Millions Lost By Crypto Investors In SIM Hacking

Aug 10, 2018 at 05:30 Update Date :Feb 27, 2019 at 07:46 UTC

SIM hijacking has been an age-old technique used by hackers, and they are now targeting digital currencies as the security and traceability of crypto-exchanges keep failing.

South Korean exchange Coinrail recently faced a breach in June and investors lost about $37 million. Exchanges like Bithumb and Bancor have also fallen victim to hackers since then.

A study by CipherTrace shows that just the first 6 months of this year alone saw about $761 million stolen from exchanges.

However, in one of the first instances of SIM hijacking being used to steal cryptos, 20-year-old California student Joel Ortiz managed to make a theft of more than $5 million from around 40 investors.

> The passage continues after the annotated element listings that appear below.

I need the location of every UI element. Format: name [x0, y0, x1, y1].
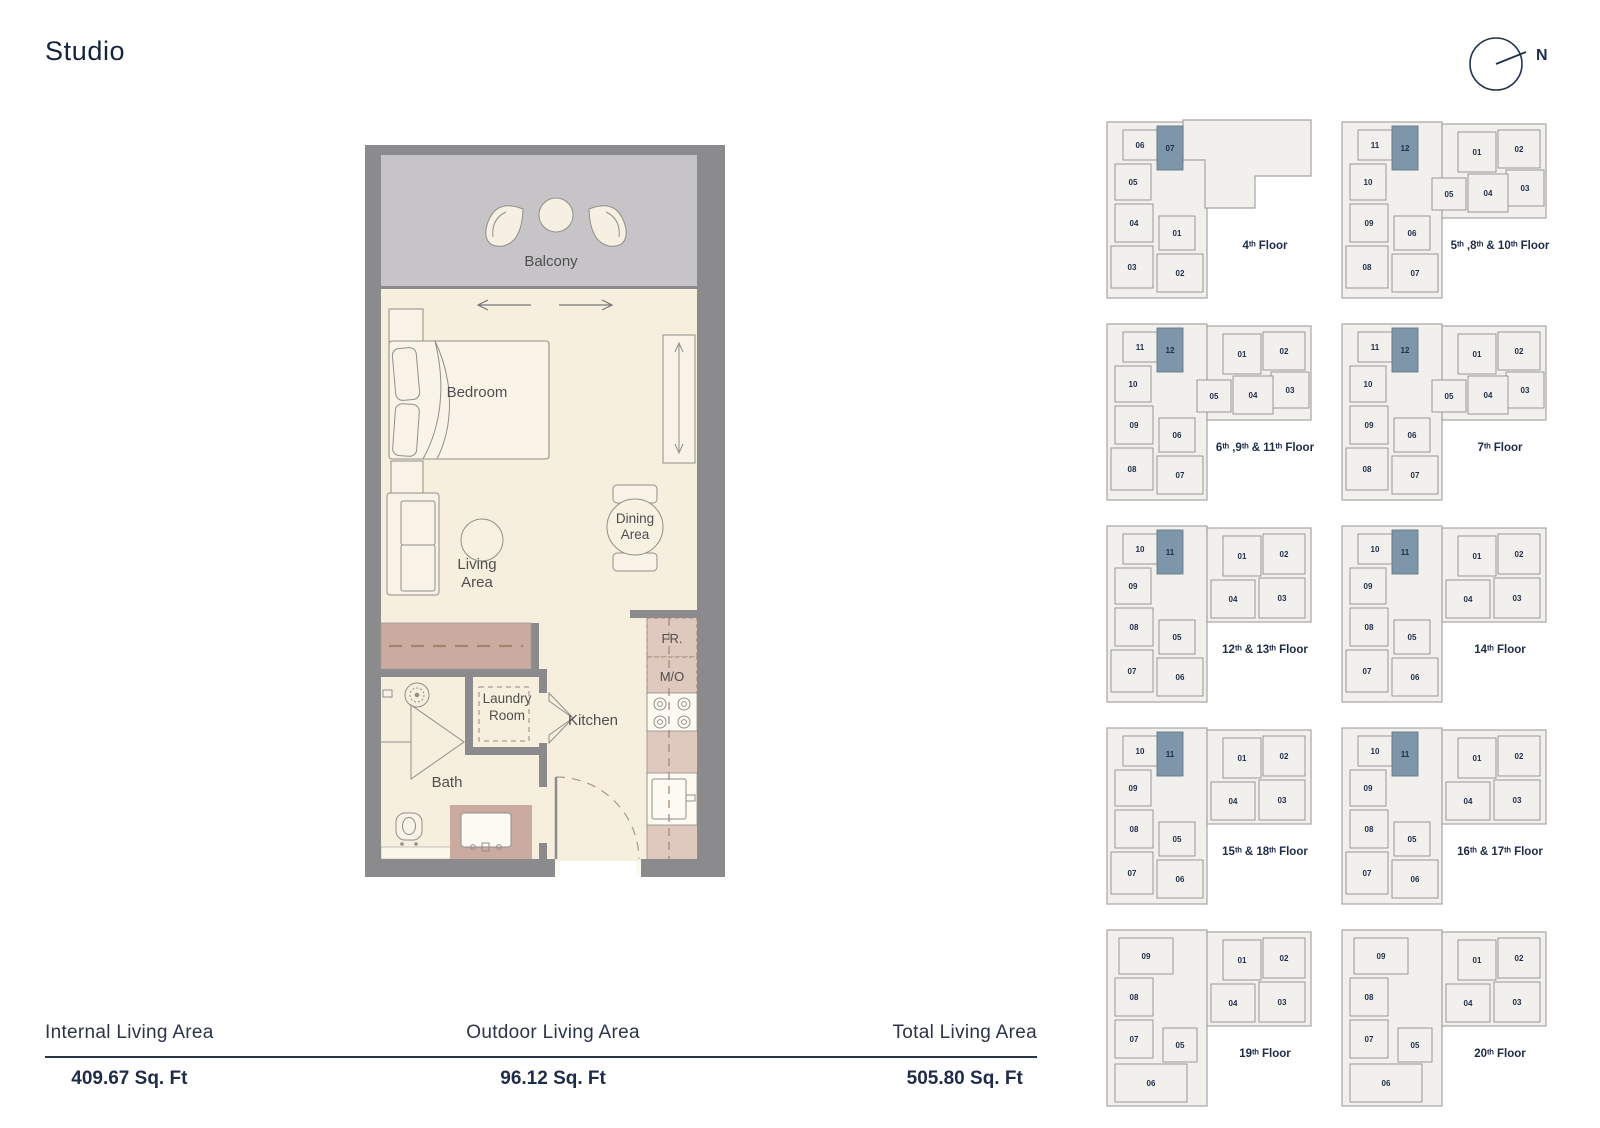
keyplan-unit-number: 11 — [1166, 548, 1175, 557]
balcony-label: Balcony — [524, 253, 578, 270]
page-title: Studio — [45, 36, 125, 67]
keyplan-unit-number: 11 — [1371, 343, 1380, 352]
keyplan-unit: 07 — [1157, 126, 1183, 170]
keyplan-unit-number: 05 — [1445, 392, 1454, 401]
keyplan-unit-number: 02 — [1280, 954, 1289, 963]
keyplan-unit-number: 11 — [1136, 343, 1145, 352]
page: Studio N — [0, 0, 1600, 1128]
keyplan-unit-number: 03 — [1521, 184, 1530, 193]
keyplan-unit: 11 — [1157, 732, 1183, 776]
keyplan-unit-number: 10 — [1371, 747, 1380, 756]
keyplan-unit: 03 — [1494, 982, 1540, 1022]
stat-label: Outdoor Living Area — [466, 1022, 640, 1044]
keyplan-unit-number: 05 — [1173, 633, 1182, 642]
keyplan-unit: 08 — [1350, 608, 1388, 646]
keyplan-unit-number: 04 — [1229, 595, 1238, 604]
keyplan-unit: 09 — [1115, 568, 1151, 604]
keyplan-floor-label: 7ᵗʰ Floor — [1438, 424, 1562, 474]
keyplan-unit-number: 04 — [1484, 391, 1493, 400]
keyplan-unit: 11 — [1392, 530, 1418, 574]
keyplan-unit: 05 — [1197, 380, 1231, 412]
keyplan-cell: 060705040301024ᵗʰ Floor — [1085, 116, 1320, 318]
keyplan-unit: 12 — [1392, 126, 1418, 170]
area-summary: Internal Living Area 409.67 Sq. Ft Outdo… — [45, 1022, 1037, 1090]
keyplan-unit: 08 — [1346, 448, 1388, 490]
keyplan-unit: 05 — [1394, 822, 1430, 856]
keyplan-unit-number: 03 — [1278, 998, 1287, 1007]
keyplan-unit: 12 — [1157, 328, 1183, 372]
keyplan-unit-number: 01 — [1473, 754, 1482, 763]
keyplan-unit-number: 05 — [1210, 392, 1219, 401]
keyplan-unit: 08 — [1115, 978, 1153, 1016]
keyplan-drawing: 1011090807050601020403 — [1085, 722, 1315, 912]
keyplan-floor-label: 5ᵗʰ ,8ᵗʰ & 10ᵗʰ Floor — [1438, 222, 1562, 272]
keyplan-cell: 101109080705060102040316ᵗʰ & 17ᵗʰ Floor — [1320, 722, 1555, 924]
kitchen-sink — [647, 773, 697, 825]
keyplan-unit: 08 — [1346, 246, 1388, 288]
keyplan-unit: 03 — [1271, 372, 1309, 408]
keyplan-drawing: 090807050601020403 — [1085, 924, 1315, 1114]
keyplan-unit-number: 06 — [1176, 673, 1185, 682]
keyplan-unit: 03 — [1259, 578, 1305, 618]
keyplan-unit-number: 04 — [1130, 219, 1139, 228]
keyplan-unit: 01 — [1458, 940, 1496, 980]
keyplan-cell: 101109080705060102040312ᵗʰ & 13ᵗʰ Floor — [1085, 520, 1320, 722]
keyplan-unit: 07 — [1350, 1020, 1388, 1058]
keyplan-drawing: 06070504030102 — [1085, 116, 1315, 306]
keyplan-unit-number: 06 — [1411, 875, 1420, 884]
keyplan-unit-number: 12 — [1401, 346, 1410, 355]
keyplan-drawing: 090807050601020403 — [1320, 924, 1550, 1114]
keyplan-unit-number: 10 — [1364, 178, 1373, 187]
keyplan-unit: 11 — [1157, 530, 1183, 574]
nightstand-bottom — [391, 461, 423, 495]
keyplan-unit-number: 07 — [1363, 869, 1372, 878]
keyplan-unit: 03 — [1494, 780, 1540, 820]
keyplan-unit-number: 09 — [1364, 784, 1373, 793]
keyplan-unit: 10 — [1123, 534, 1157, 564]
keyplan-unit: 08 — [1350, 978, 1388, 1016]
keyplan-cell: 101109080705060102040315ᵗʰ & 18ᵗʰ Floor — [1085, 722, 1320, 924]
vanity-sink — [450, 805, 532, 859]
keyplan-unit-number: 03 — [1513, 594, 1522, 603]
keyplan-unit-number: 08 — [1363, 465, 1372, 474]
keyplan-drawing: 1011090807050601020403 — [1320, 520, 1550, 710]
keyplan-unit: 05 — [1163, 1028, 1197, 1062]
dining-area-label-line1: Dining — [616, 511, 654, 526]
keyplan-unit-number: 01 — [1173, 229, 1182, 238]
keyplan-unit-number: 03 — [1513, 796, 1522, 805]
keyplan-unit: 05 — [1432, 380, 1466, 412]
nightstand-top — [389, 309, 423, 345]
keyplan-unit: 03 — [1259, 982, 1305, 1022]
keyplan-cell: 09080705060102040320ᵗʰ Floor — [1320, 924, 1555, 1126]
keyplan-unit: 09 — [1115, 770, 1151, 806]
keyplan-unit: 02 — [1157, 254, 1203, 292]
keyplan-unit: 01 — [1458, 334, 1496, 374]
keyplan-unit: 07 — [1157, 456, 1203, 494]
keyplan-unit-number: 06 — [1411, 673, 1420, 682]
kitchen-label: Kitchen — [568, 712, 618, 729]
keyplan-unit: 05 — [1159, 620, 1195, 654]
keyplan-unit-number: 09 — [1129, 784, 1138, 793]
keyplan-unit: 02 — [1498, 130, 1540, 168]
keyplan-unit-number: 07 — [1128, 869, 1137, 878]
keyplan-unit: 03 — [1111, 246, 1153, 288]
keyplan-unit: 10 — [1123, 736, 1157, 766]
keyplan-unit-number: 03 — [1278, 796, 1287, 805]
keyplan-unit-number: 10 — [1364, 380, 1373, 389]
fridge-label: FR. — [662, 631, 683, 646]
keyplan-unit: 03 — [1259, 780, 1305, 820]
pillow — [392, 347, 420, 401]
keyplan-unit: 10 — [1115, 366, 1151, 402]
keyplan-unit-number: 05 — [1445, 190, 1454, 199]
north-compass: N — [1458, 24, 1578, 102]
keyplan-unit-number: 08 — [1130, 993, 1139, 1002]
keyplan-unit-number: 11 — [1401, 548, 1410, 557]
keyplan-unit: 02 — [1263, 534, 1305, 574]
keyplan-unit: 06 — [1159, 418, 1195, 452]
keyplan-unit: 04 — [1211, 782, 1255, 820]
keyplan-unit: 10 — [1358, 534, 1392, 564]
keyplan-floor-label: 20ᵗʰ Floor — [1438, 1030, 1562, 1080]
keyplan-unit-number: 08 — [1365, 993, 1374, 1002]
keyplan-unit-number: 11 — [1371, 141, 1380, 150]
keyplan-unit: 01 — [1159, 216, 1195, 250]
keyplan-unit: 05 — [1398, 1028, 1432, 1062]
wardrobe — [381, 623, 531, 669]
floor-plan: Balcony Bedroom Living Area — [365, 145, 725, 877]
keyplan-unit: 05 — [1432, 178, 1466, 210]
keyplan-unit-number: 04 — [1464, 999, 1473, 1008]
keyplan-unit-number: 04 — [1464, 595, 1473, 604]
keyplan-unit: 05 — [1115, 164, 1151, 200]
keyplan-unit: 04 — [1233, 376, 1273, 414]
keyplan-drawing: 111210090806070102030504 — [1320, 318, 1550, 508]
stat-value: 96.12 Sq. Ft — [466, 1068, 640, 1090]
keyplan-unit-number: 01 — [1473, 956, 1482, 965]
keyplan-floor-label: 19ᵗʰ Floor — [1203, 1030, 1327, 1080]
keyplan-unit: 01 — [1223, 940, 1261, 980]
keyplan-unit: 06 — [1157, 860, 1203, 898]
keyplan-unit-number: 06 — [1176, 875, 1185, 884]
keyplan-unit: 06 — [1157, 658, 1203, 696]
living-area-label-line2: Area — [461, 574, 493, 591]
keyplan-unit-number: 09 — [1142, 952, 1151, 961]
keyplan-unit: 01 — [1458, 536, 1496, 576]
keyplan-cell: 1112100908060701020305046ᵗʰ ,9ᵗʰ & 11ᵗʰ … — [1085, 318, 1320, 520]
keyplan-unit-number: 09 — [1365, 219, 1374, 228]
keyplan-unit: 03 — [1506, 170, 1544, 206]
keyplan-unit: 06 — [1392, 658, 1438, 696]
keyplan-unit-number: 09 — [1364, 582, 1373, 591]
keyplan-unit-number: 08 — [1365, 623, 1374, 632]
keyplan-unit-number: 06 — [1382, 1079, 1391, 1088]
keyplan-unit-number: 05 — [1129, 178, 1138, 187]
keyplan-unit: 11 — [1392, 732, 1418, 776]
keyplan-unit: 10 — [1350, 164, 1386, 200]
keyplan-unit-number: 09 — [1377, 952, 1386, 961]
balcony-table — [539, 198, 573, 232]
keyplan-unit: 11 — [1358, 130, 1392, 160]
keyplan-unit-number: 01 — [1238, 754, 1247, 763]
keyplan-unit-number: 11 — [1401, 750, 1410, 759]
keyplan-unit: 06 — [1115, 1064, 1187, 1102]
microwave-label: M/O — [660, 669, 685, 684]
keyplan-unit-number: 02 — [1280, 550, 1289, 559]
keyplan-unit-number: 02 — [1176, 269, 1185, 278]
bedroom-label: Bedroom — [447, 384, 508, 401]
keyplan-unit-number: 02 — [1280, 752, 1289, 761]
keyplan-unit-number: 04 — [1229, 999, 1238, 1008]
keyplan-unit-number: 01 — [1473, 552, 1482, 561]
keyplan-unit-number: 03 — [1128, 263, 1137, 272]
keyplan-unit-number: 09 — [1129, 582, 1138, 591]
keyplan-unit-number: 02 — [1515, 550, 1524, 559]
keyplan-unit-number: 08 — [1365, 825, 1374, 834]
keyplan-unit: 03 — [1506, 372, 1544, 408]
keyplan-drawing: 1011090807050601020403 — [1085, 520, 1315, 710]
keyplan-unit-number: 09 — [1365, 421, 1374, 430]
keyplan-unit: 09 — [1350, 770, 1386, 806]
keyplan-unit-number: 05 — [1176, 1041, 1185, 1050]
keyplan-grid: 060705040301024ᵗʰ Floor11121009080607010… — [1085, 116, 1555, 1126]
keyplan-cell: 1112100908060701020305047ᵗʰ Floor — [1320, 318, 1555, 520]
keyplan-floor-label: 14ᵗʰ Floor — [1438, 626, 1562, 676]
keyplan-unit-number: 07 — [1166, 144, 1175, 153]
keyplan-unit-number: 02 — [1515, 145, 1524, 154]
keyplan-unit: 07 — [1111, 852, 1153, 894]
keyplan-unit-number: 01 — [1238, 956, 1247, 965]
keyplan-unit-number: 07 — [1363, 667, 1372, 676]
keyplan-unit-number: 03 — [1278, 594, 1287, 603]
keyplan-unit: 04 — [1446, 984, 1490, 1022]
keyplan-unit: 06 — [1350, 1064, 1422, 1102]
keyplan-unit: 07 — [1115, 1020, 1153, 1058]
keyplan-unit-number: 05 — [1408, 835, 1417, 844]
keyplan-unit-number: 08 — [1130, 623, 1139, 632]
keyplan-unit-number: 10 — [1371, 545, 1380, 554]
keyplan-unit-number: 04 — [1249, 391, 1258, 400]
keyplan-unit: 09 — [1350, 568, 1386, 604]
keyplan-unit-number: 07 — [1411, 269, 1420, 278]
dining-area-label-line2: Area — [621, 527, 650, 542]
keyplan-drawing: 111210090806070102030504 — [1085, 318, 1315, 508]
keyplan-unit: 08 — [1115, 810, 1153, 848]
laundry-label-line1: Laundry — [483, 691, 532, 706]
keyplan-unit-number: 04 — [1464, 797, 1473, 806]
stat-label: Total Living Area — [892, 1022, 1037, 1044]
keyplan-unit-number: 09 — [1130, 421, 1139, 430]
keyplan-unit-number: 07 — [1411, 471, 1420, 480]
keyplan-unit-number: 02 — [1280, 347, 1289, 356]
keyplan-unit-number: 05 — [1173, 835, 1182, 844]
keyplan-unit: 07 — [1392, 254, 1438, 292]
keyplan-unit-number: 01 — [1473, 148, 1482, 157]
keyplan-unit: 07 — [1346, 852, 1388, 894]
keyplan-unit: 04 — [1115, 204, 1153, 242]
keyplan-unit: 10 — [1358, 736, 1392, 766]
keyplan-unit-number: 06 — [1408, 431, 1417, 440]
keyplan-unit-number: 03 — [1521, 386, 1530, 395]
keyplan-unit: 06 — [1394, 216, 1430, 250]
bath-label: Bath — [432, 774, 463, 791]
sliding-closet — [663, 335, 695, 463]
keyplan-unit-number: 07 — [1128, 667, 1137, 676]
keyplan-unit-number: 01 — [1238, 350, 1247, 359]
keyplan-unit: 03 — [1494, 578, 1540, 618]
keyplan-unit: 02 — [1263, 938, 1305, 978]
keyplan-unit-number: 04 — [1229, 797, 1238, 806]
keyplan-unit-number: 08 — [1363, 263, 1372, 272]
keyplan-unit: 01 — [1223, 536, 1261, 576]
keyplan-unit: 02 — [1498, 938, 1540, 978]
keyplan-unit: 06 — [1392, 860, 1438, 898]
keyplan-drawing: 111210090806070102030504 — [1320, 116, 1550, 306]
stove — [647, 693, 697, 731]
keyplan-unit-number: 07 — [1176, 471, 1185, 480]
keyplan-unit-number: 03 — [1513, 998, 1522, 1007]
keyplan-unit-number: 05 — [1408, 633, 1417, 642]
laundry-label-line2: Room — [489, 708, 525, 723]
keyplan-floor-label: 6ᵗʰ ,9ᵗʰ & 11ᵗʰ Floor — [1203, 424, 1327, 474]
keyplan-unit-number: 07 — [1130, 1035, 1139, 1044]
stat-label: Internal Living Area — [45, 1022, 214, 1044]
keyplan-unit: 02 — [1498, 534, 1540, 574]
keyplan-floor-label: 16ᵗʰ & 17ᵗʰ Floor — [1438, 828, 1562, 878]
keyplan-unit-number: 02 — [1515, 347, 1524, 356]
living-area-label-line1: Living — [457, 556, 496, 573]
keyplan-unit-number: 02 — [1515, 752, 1524, 761]
keyplan-unit: 10 — [1350, 366, 1386, 402]
keyplan-unit: 09 — [1350, 204, 1388, 242]
keyplan-unit: 07 — [1346, 650, 1388, 692]
pillow — [392, 403, 420, 457]
keyplan-unit: 06 — [1394, 418, 1430, 452]
keyplan-unit-number: 05 — [1411, 1041, 1420, 1050]
keyplan-unit: 09 — [1115, 406, 1153, 444]
keyplan-unit: 11 — [1123, 332, 1157, 362]
keyplan-unit: 04 — [1468, 376, 1508, 414]
keyplan-unit: 04 — [1468, 174, 1508, 212]
keyplan-unit: 08 — [1115, 608, 1153, 646]
keyplan-floor-label: 4ᵗʰ Floor — [1203, 222, 1327, 272]
keyplan-unit-number: 06 — [1173, 431, 1182, 440]
keyplan-unit: 04 — [1446, 580, 1490, 618]
coffee-table — [461, 519, 503, 561]
keyplan-unit-number: 02 — [1515, 954, 1524, 963]
keyplan-unit-number: 07 — [1365, 1035, 1374, 1044]
keyplan-unit: 05 — [1159, 822, 1195, 856]
keyplan-unit: 01 — [1458, 738, 1496, 778]
stat-value: 409.67 Sq. Ft — [45, 1068, 214, 1090]
keyplan-unit-number: 08 — [1130, 825, 1139, 834]
keyplan-unit-number: 12 — [1166, 346, 1175, 355]
keyplan-unit: 02 — [1263, 736, 1305, 776]
kitchen-counter — [647, 618, 697, 859]
keyplan-unit: 04 — [1211, 580, 1255, 618]
keyplan-drawing: 1011090807050601020403 — [1320, 722, 1550, 912]
keyplan-unit-number: 12 — [1401, 144, 1410, 153]
keyplan-unit-number: 11 — [1166, 750, 1175, 759]
keyplan-unit: 07 — [1392, 456, 1438, 494]
keyplan-unit-number: 03 — [1286, 386, 1295, 395]
keyplan-unit: 08 — [1111, 448, 1153, 490]
keyplan-unit-number: 10 — [1136, 747, 1145, 756]
keyplan-unit: 01 — [1458, 132, 1496, 172]
keyplan-unit: 09 — [1119, 938, 1173, 974]
keyplan-unit: 07 — [1111, 650, 1153, 692]
keyplan-unit-number: 08 — [1128, 465, 1137, 474]
keyplan-cell: 1112100908060701020305045ᵗʰ ,8ᵗʰ & 10ᵗʰ … — [1320, 116, 1555, 318]
keyplan-unit-number: 01 — [1238, 552, 1247, 561]
keyplan-floor-label: 15ᵗʰ & 18ᵗʰ Floor — [1203, 828, 1327, 878]
keyplan-unit: 05 — [1394, 620, 1430, 654]
keyplan-unit: 09 — [1350, 406, 1388, 444]
north-label: N — [1536, 47, 1548, 64]
keyplan-unit: 06 — [1123, 130, 1157, 160]
divider — [45, 1056, 1037, 1058]
sofa — [387, 493, 439, 595]
keyplan-unit: 04 — [1446, 782, 1490, 820]
keyplan-unit: 02 — [1498, 332, 1540, 370]
keyplan-unit: 01 — [1223, 334, 1261, 374]
keyplan-unit: 11 — [1358, 332, 1392, 362]
keyplan-unit-number: 06 — [1136, 141, 1145, 150]
keyplan-cell: 09080705060102040319ᵗʰ Floor — [1085, 924, 1320, 1126]
keyplan-unit: 01 — [1223, 738, 1261, 778]
dining-chair — [613, 553, 657, 571]
keyplan-unit: 08 — [1350, 810, 1388, 848]
keyplan-floor-label: 12ᵗʰ & 13ᵗʰ Floor — [1203, 626, 1327, 676]
keyplan-cell: 101109080705060102040314ᵗʰ Floor — [1320, 520, 1555, 722]
keyplan-unit-number: 04 — [1484, 189, 1493, 198]
keyplan-unit-number: 06 — [1408, 229, 1417, 238]
stat-value: 505.80 Sq. Ft — [892, 1068, 1037, 1090]
keyplan-unit-number: 10 — [1129, 380, 1138, 389]
keyplan-unit-number: 10 — [1136, 545, 1145, 554]
keyplan-unit: 04 — [1211, 984, 1255, 1022]
keyplan-unit: 02 — [1263, 332, 1305, 370]
keyplan-unit: 02 — [1498, 736, 1540, 776]
keyplan-unit: 09 — [1354, 938, 1408, 974]
keyplan-unit-number: 01 — [1473, 350, 1482, 359]
keyplan-unit-number: 06 — [1147, 1079, 1156, 1088]
keyplan-unit: 12 — [1392, 328, 1418, 372]
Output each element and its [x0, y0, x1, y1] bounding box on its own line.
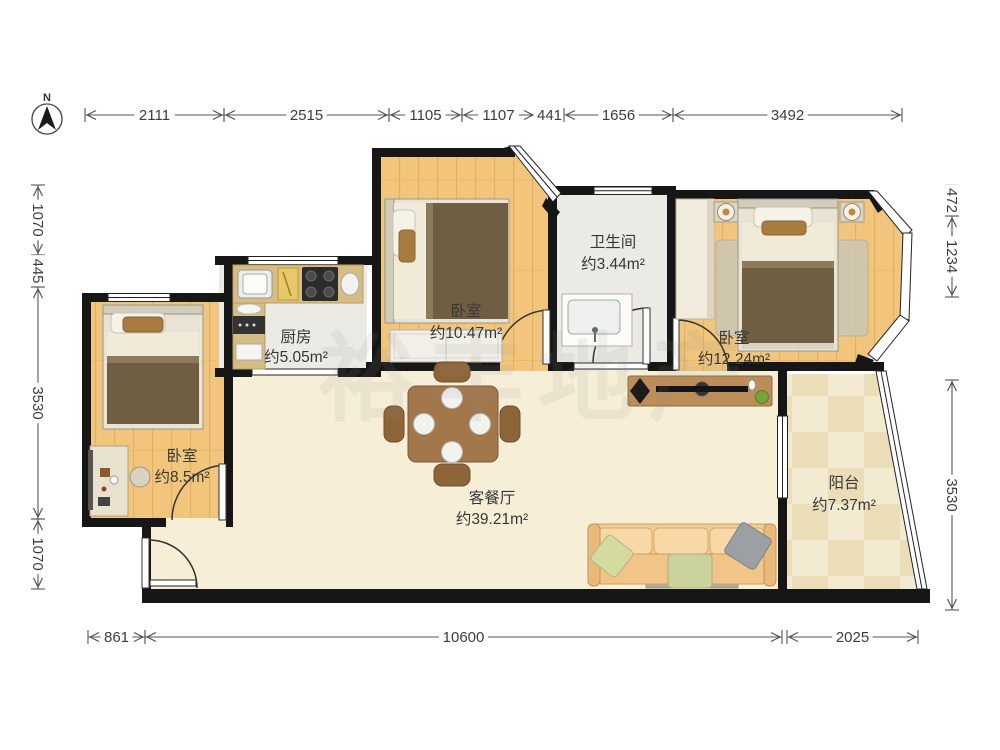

Allegedly, Ortiz managed to hijack the phones of his victims from data gathered from social media. This way he was able to claim himself the owner of “lost” phones, and then answer the required security questions to obtain alternate SIM cards.

Using these new cards, Ortiz and his accomplices managed to reset the passwords of the victims, and gain sole access to their online crypto accounts, which were obviously emptied. One investor alone claims losses of over $1.5 million.

Ortiz got arrested back in July. There are now 13 counts of ID theft, 13 counts of hacking, and 2 counts of grand theft against him.

While this case may have been one of the first major ones to come to light, there might just many more such hackers according to authorities who have yet to be brought to court.

Investors have been advised to withhold their crypto holding info from social media, and to most definitely not post their mobile numbers online. Many believe that phone companies too are responsible for protecting their customers from such thefts.

CEO of crypto trading and analysis firm Svandis Hermann Finnbjörnsson says:

“Non-crypto services rely on cell phone authorisation as well, like traditional banks. Mix private information, like address and date of birth, with access to a cell phone number, and the average consumer could be stripped of everything.”